The Key to Effective Goal Setting
You’re setting goals, but are you setting BIG goals and doing it correctly?
Understanding What “Big Goals” Means
We remember when we had our first opportunity as mortgage professionals to actually go out and talk to potential real estate agents. Obviously, our end goal was to be able to engage those agents to refer buyers to us. And we remember a mentor we had in my first couple of months, told us that the idea in life is to set big goals. We didn’t know what that meant. We understood big, but didn’t understand what it meant in relation to being a mortgage professional.
So we started working with real estate professionals and started having conversations about answering a question, “What does a victory look like this year for you? It could be professionally, personally, financially, physically, you could add anything you want to it. But whatever it is, it’s got to be big enough to pull you from where you are normally.”
We think what ends up happening in this idea of goal setting is we have two kind of extremes. We set Big, Crazy Goals, which is called BHAG,. And we set the other side of that, which is small, realistic goals. And there’s nothing wrong with small goals that lead to big goals. And there’s nothing wrong with big goals that require a bunch of small goals to be met.
But we think the thing that we’d like to convey is that a goal that is big enough to stretch you should be a goal that when you attain it, you look back and go, “Wow, I can’t believe that I did that.” But yet in that moment, you now believe that you can.
The Key to Setting Goals
So one of the keys is let’s not have too many goals. Another key is to determine: Are you better off having a big goal and missing it or having a small goal and hitting it? We think that depends on what you’re trying to do. If you achieve a number of small goals, and they’re in sequence, and they compound to make the big goal work, that’s great! There’s nothing wrong with micro victories. There’s nothing wrong with daily victories. There’s nothing wrong with saying, “Today my goal is to get one, and if I get one today at the end of the year, I know that I will have gotten 240, and boom, there’s my business plan.”
When we talk to loan officers and real estate agents about goal setting, there seems to be a lot of energy on wanting to do it, but then there seems to be less energy on focusing and following through. We think part of that is because we don’t really understand why we set goals in the first place.
Connecting Goals to Inspiration
Your goals have to be motivated by a deep inner spirit. Something going on inside your soul that is the inspiration for the goal. And when you can connect the goal to the inspiration for the goal, and you do it in such a way that reflects every day on your frame of reference, and doing what you’re doing, then all of a sudden you start to get that momentum.
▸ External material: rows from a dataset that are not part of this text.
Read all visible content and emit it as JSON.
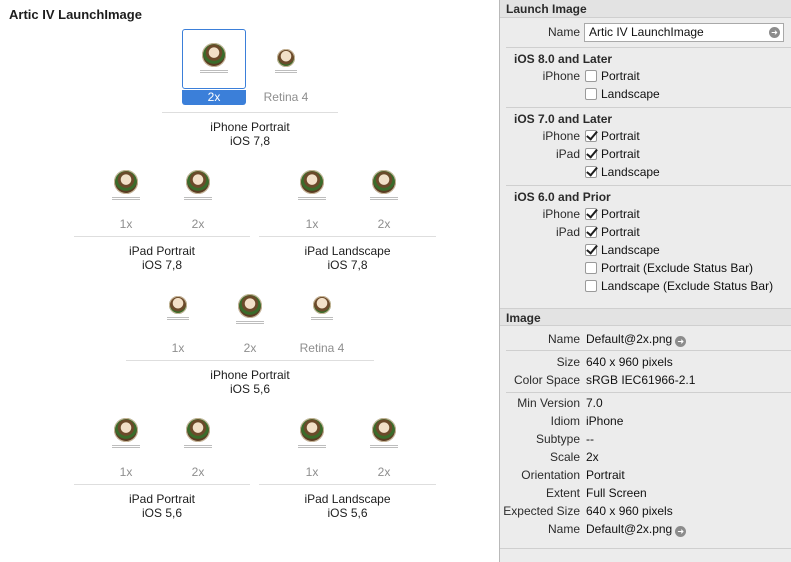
{
  "catalog": {
    "title": "Artic IV LaunchImage",
    "groups": [
      {
        "title": "iPhone Portrait",
        "subtitle": "iOS 7,8",
        "slots": [
          "2x",
          "Retina 4"
        ],
        "selected": "2x"
      },
      {
        "title": "iPad Portrait",
        "subtitle": "iOS 7,8",
        "slots": [
          "1x",
          "2x"
        ]
      },
      {
        "title": "iPad Landscape",
        "subtitle": "iOS 7,8",
        "slots": [
          "1x",
          "2x"
        ]
      },
      {
        "title": "iPhone Portrait",
        "subtitle": "iOS 5,6",
        "slots": [
          "1x",
          "2x",
          "Retina 4"
        ]
      },
      {
        "title": "iPad Portrait",
        "subtitle": "iOS 5,6",
        "slots": [
          "1x",
          "2x"
        ]
      },
      {
        "title": "iPad Landscape",
        "subtitle": "iOS 5,6",
        "slots": [
          "1x",
          "2x"
        ]
      }
    ]
  },
  "inspector": {
    "launch_image": {
      "header": "Launch Image",
      "name_label": "Name",
      "name_value": "Artic IV LaunchImage",
      "ios8": {
        "title": "iOS 8.0 and Later",
        "iphone_label": "iPhone",
        "portrait": {
          "label": "Portrait",
          "checked": false
        },
        "landscape": {
          "label": "Landscape",
          "checked": false
        }
      },
      "ios7": {
        "title": "iOS 7.0 and Later",
        "iphone_label": "iPhone",
        "ipad_label": "iPad",
        "iphone_portrait": {
          "label": "Portrait",
          "checked": true
        },
        "ipad_portrait": {
          "label": "Portrait",
          "checked": true
        },
        "ipad_landscape": {
          "label": "Landscape",
          "checked": true
        }
      },
      "ios6": {
        "title": "iOS 6.0 and Prior",
        "iphone_label": "iPhone",
        "ipad_label": "iPad",
        "iphone_portrait": {
          "label": "Portrait",
          "checked": true
        },
        "ipad_portrait": {
          "label": "Portrait",
          "checked": true
        },
        "ipad_landscape": {
          "label": "Landscape",
          "checked": true
        },
        "portrait_exclude": {
          "label": "Portrait (Exclude Status Bar)",
          "checked": false
        },
        "landscape_exclude": {
          "label": "Landscape (Exclude Status Bar)",
          "checked": false
        }
      }
    },
    "image": {
      "header": "Image",
      "name": {
        "label": "Name",
        "value": "Default@2x.png"
      },
      "size": {
        "label": "Size",
        "value": "640 x 960 pixels"
      },
      "color_space": {
        "label": "Color Space",
        "value": "sRGB IEC61966-2.1"
      },
      "min_version": {
        "label": "Min Version",
        "value": "7.0"
      },
      "idiom": {
        "label": "Idiom",
        "value": "iPhone"
      },
      "subtype": {
        "label": "Subtype",
        "value": "--"
      },
      "scale": {
        "label": "Scale",
        "value": "2x"
      },
      "orientation": {
        "label": "Orientation",
        "value": "Portrait"
      },
      "extent": {
        "label": "Extent",
        "value": "Full Screen"
      },
      "expected_size": {
        "label": "Expected Size",
        "value": "640 x 960 pixels"
      },
      "file_name": {
        "label": "Name",
        "value": "Default@2x.png"
      }
    }
  },
  "colors": {
    "selection": "#3b7fd9",
    "inspector_bg": "#ececec"
  },
  "icons": {
    "go": "arrow-circle-right-icon"
  }
}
And what we know about momentum is that it creates this kind of flywheel effect. And the flywheel effect is super straightforward. The more you achieve any one goal that leads you to the big goal, the more likely you are to achieve the big goal, because you have this flywheel experience. It’s the inertia that drives you to goal achievement.
We remember early on one of our mentors said, “You’re better to have a big goal and miss than to have a little goal and hit.” And he said, “If you aim too high and you miss, it’s not as detrimental as aiming too low and hitting, because it actually forces growth and causes you to move towards that level.”
So we think goal setting is huge!
Helping You Define Your Goals
One of the many reasons we’re excited about 2022 is that we have our entire team establishing their goals and building a plan to hold themselves accountable throughout the year. You’ll be amazed how a plan if set correctly and planned can turn into a series of wins that eventually compound together and form that consistency.